In the Order of the Day that I issued when I took over as the 22nd Chief of Staff of the IDF, I wrote that “the principle that will guide our actions is readiness to change.” The ability of the IDF to defeat our enemies requires constant readiness, which we must strive to improve. Nevertheless, the scale of the responsibility that we bear, is derived no less from the need to adapt the IDF to the challenges of the present and the future, and from the necessity of knowing how to change.
The reality around us is constantly changing. New threats are developing, and we encounter new opportunities on our path. For these reasons, and the need to remain relevant, we are required to change. The essence of the required change involves creating a clear gap between us and our enemies, which can lead to a clear victory. This type of victory is based on three key variables: achievements, price and time. The achievements must be larger; the price must be as small as possible (in civilians, soldiers, infrastructure, weapons); and the time must to be shorter.
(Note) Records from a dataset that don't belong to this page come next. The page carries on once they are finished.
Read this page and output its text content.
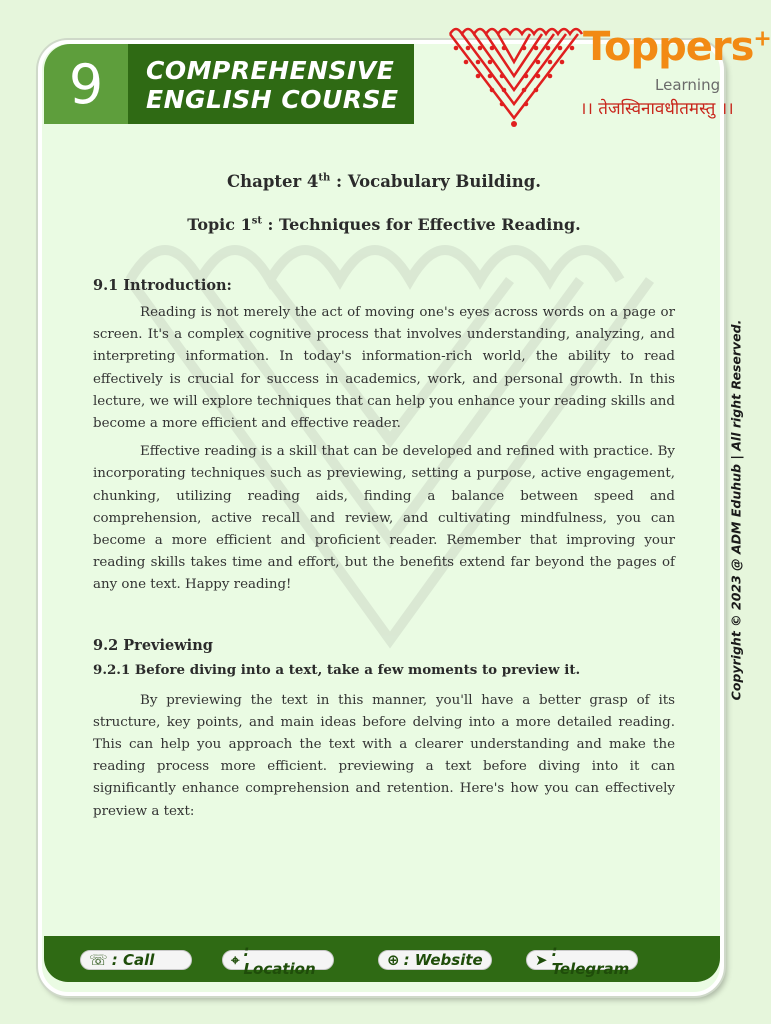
9	COMPREHENSIVE
ENGLISH COURSE
Toppers+
Learning
।। तेजस्विनावधीतमस्तु ।।
Copyright © 2023 @ ADM Eduhub | All right Reserved.
Chapter 4th : Vocabulary Building.
Topic 1st : Techniques for Effective Reading.
9.1 Introduction:

Reading is not merely the act of moving one's eyes across words on a page or screen. It's a complex cognitive process that involves understanding, analyzing, and interpreting information. In today's information-rich world, the ability to read effectively is crucial for success in academics, work, and personal growth. In this lecture, we will explore techniques that can help you enhance your reading skills and become a more efficient and effective reader.

Effective reading is a skill that can be developed and refined with practice. By incorporating techniques such as previewing, setting a purpose, active engagement, chunking, utilizing reading aids, finding a balance between speed and comprehension, active recall and review, and cultivating mindfulness, you can become a more efficient and proficient reader. Remember that improving your reading skills takes time and effort, but the benefits extend far beyond the pages of any one text. Happy reading!

9.2 Previewing
9.2.1 Before diving into a text, take a few moments to preview it.

By previewing the text in this manner, you'll have a better grasp of its structure, key points, and main ideas before delving into a more detailed reading. This can help you approach the text with a clearer understanding and make the reading process more efficient. previewing a text before diving into it can significantly enhance comprehension and retention. Here's how you can effectively preview a text:

☏ : Call	⌖ : Location	⊕ : Website	➤ : Telegram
The enemy is learning and changing all the time, due in part to the current technological age which accelerates the enemy’s rate of development and presents the IDF with a challenge that should not be discounted. This challenge requires intellectual and practical efforts from us, which must be profound and constant, and whose essence is change that is matched to the highest directive of any military force – ensuring a clear victory in any war that is forced upon us. It is not the strong who survive, but rather those that adapt themselves to change.
The need to maintain and improve readiness for a war, which could break out at any moment, and in parallel the need to change in order to remain relevant, led us to the organizing principle of the coming years upon which I based that Order of the Day, "Readiness and Change.”
“If we fight – we fight in the future, and we won’t return to the past. The enemies that we faced in the past, there is no certainty that they will behave in the future as they did in the past. On the contrary…” (David Ben Gurion, Unity and Destiny)
This landmark edition of the Dado Center Journal is an additional layer in our intellectual discourse and the practical path that we are following. We will continue to follow this path in the coming years, leading to force design to create a lethal, relevant and effective army. We must demand from ourselves that we never cease to provide a clear and convincing response to the form of war that has been developing around us in the past decades, and to ensure it is ineffective for our enemies. This challenge is of great interest not just for us, but also for the world, as the leading researchers who contributed to this edition can attest. In striving for stability and security, the IDF is required to build a suitable and up-to-date response to the terror armies that have been built around us, and to achieve victory in any campaign through undisputed military power.
In summary, congratulations to the Dado Center Journal team on initiating and implementing this project – which is an expression of our curiosity, critical approach, practicality and permanent desire to improve.